I'm not much of a cook, so when I first saw EVOO on a menu, it took me a sec to translate this into Extra Virgin Olive Oil. But you see it once, you see it a million times. (Just like all those other menu items that didn't used to exist, then - all of a sudden - they're on every middle-brow restaurant menu: focaccia, chicken Caesar salad, sorbet. Where do these things come from?)
If you can set the concept of just what an "extra virgin" might be aside, there are apparently strict guidelines on what sets EVOO apart from the plain old VOO in the gold can that sits in my cupboard.
From a recent New Yorker article by Tom Mueller on olive oil fraud, I learned that what separates the V's from the Extra V's is the free acidity percentage. (Free acidity tells you how decomposed the olives were when they entered the vat.) There's also something a grade below VOO, and it's something called lampante, or lamp oil. (I had best check my tin of olive oil to make sure it's not lampante.)
Whatever it says on the bottle or can, what's inside may or may not even be olive oil. As Mueller's article recounts, there's a long history of olive oil fraud, in which sunflower seed, hazelnut, and canola oil is doctored up with dyes and flavorings. And less you think of the olive oil industry as peasants filling baskets full of olives on their sun-kissed hillsides, then carefully make the oil in ancient wooden presses - or even stomp on the olives, like Lucy when she and Ethel made the wine - olive oil, like most agriculture these days, is a huge business. The lesser oils are often smuggled into Italy in tankers, where it's miraculously transformed into EVOO.
All this smuggling of seed oils (and semi-legitimate importing of lesser olive oil), does, of course, have an impact on those delightful peasant farmers you're thinking of. It makes it hard for them to compete with the real thing.
In any case, Mueller's article is fascinating reading - even for non-cooks like myself who don't hang around gourmet shops agonizing over just how much to spend on a bottle of EVOO.
Despite not cooking, however, I do have a long history with olive oil.
When I was a kid, my mother cooked with vegetable oil, but we did have a small, ancient bottle of olive oil around, which was used to cure earaches. A bit of olive oil was warmed up, eyedropped into your ear, and stopped up with a cotton ball. I can't remember if it worked or not, but I don't remember having many earaches.
I do remember having dandruff in eighth grade. Far be it for my family to actually go out and buy Head and Shoulders so that their self-conscious 13 year old could take care of what was very likely a minor but magnified case of dandruff.

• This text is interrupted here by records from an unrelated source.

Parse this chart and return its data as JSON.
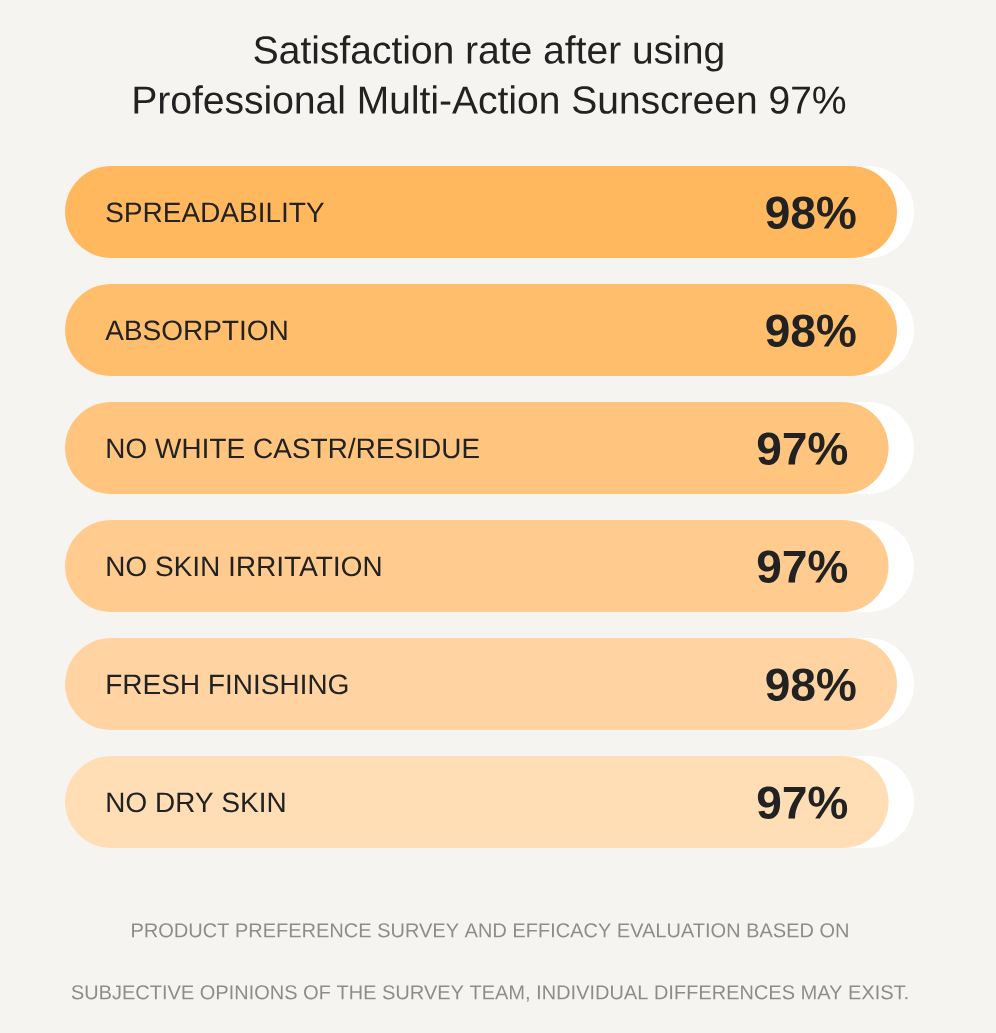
{
  "chart_data": {
    "type": "bar",
    "orientation": "horizontal",
    "title": "Satisfaction rate after using Professional Multi-Action Sunscreen 97%",
    "categories": [
      "SPREADABILITY",
      "ABSORPTION",
      "NO WHITE CASTR/RESIDUE",
      "NO SKIN IRRITATION",
      "FRESH FINISHING",
      "NO DRY SKIN"
    ],
    "values": [
      98,
      98,
      97,
      97,
      98,
      97
    ],
    "colors": [
      "#ffb85e",
      "#ffbe6c",
      "#ffc57e",
      "#ffcb8e",
      "#ffd4a2",
      "#ffddb5"
    ],
    "value_labels": [
      "98%",
      "98%",
      "97%",
      "97%",
      "98%",
      "97%"
    ],
    "xlim": [
      0,
      100
    ],
    "tick_labels": "y",
    "annotations": [
      "PRODUCT PREFERENCE SURVEY AND EFFICACY EVALUATION BASED ON SUBJECTIVE OPINIONS OF THE SURVEY TEAM, INDIVIDUAL DIFFERENCES MAY EXIST."
    ]
  }
}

No, my mother's remedy called for olive oil, and here instructions to me were "use olive oil."
Now, if she had told me to rub a little olive oil into my scalp, and then shampoo it out, I would have done so.
Left to my own imagination, I massaged the entire bottle of olive oil into my scalp and went to bed.
In the morning, I awoke to a sodden pillow and odiferous hair plastered to my head.
In a panic, I hopped in the shower and tried to wash the olive oil out.
There was not, however, enough time to do enough lather-rinse-repeats to rid me of the results of my olive oil treatment before it was time to leave for school.
Hard to believe, but the thought of letting me stay home and keep on shampooing never occurred to my parents, and the thought of skipping school never occurred to me.
Off I went, and I remember walking to school - it was early March - with my knit cap (red wool with white angora trim) only partially covering the fiasco that was my head of hair.
The day was one of agony.
Curiously, I do not remember anyone making fun of me. Given that the eighth graders at Our Lady of the Angels Grammar School were not known for their kindness and compassion, I can only guess that, what to me seemed like an obvious case of olive oil head must have passed for no more than an average hormonally-prompted greasy hair day.
In any case, I'm guessing that the bottle in our house was lampante.
At thirteen, I might have been what you'd call an extra virgin, but there's no way that the olive oil was.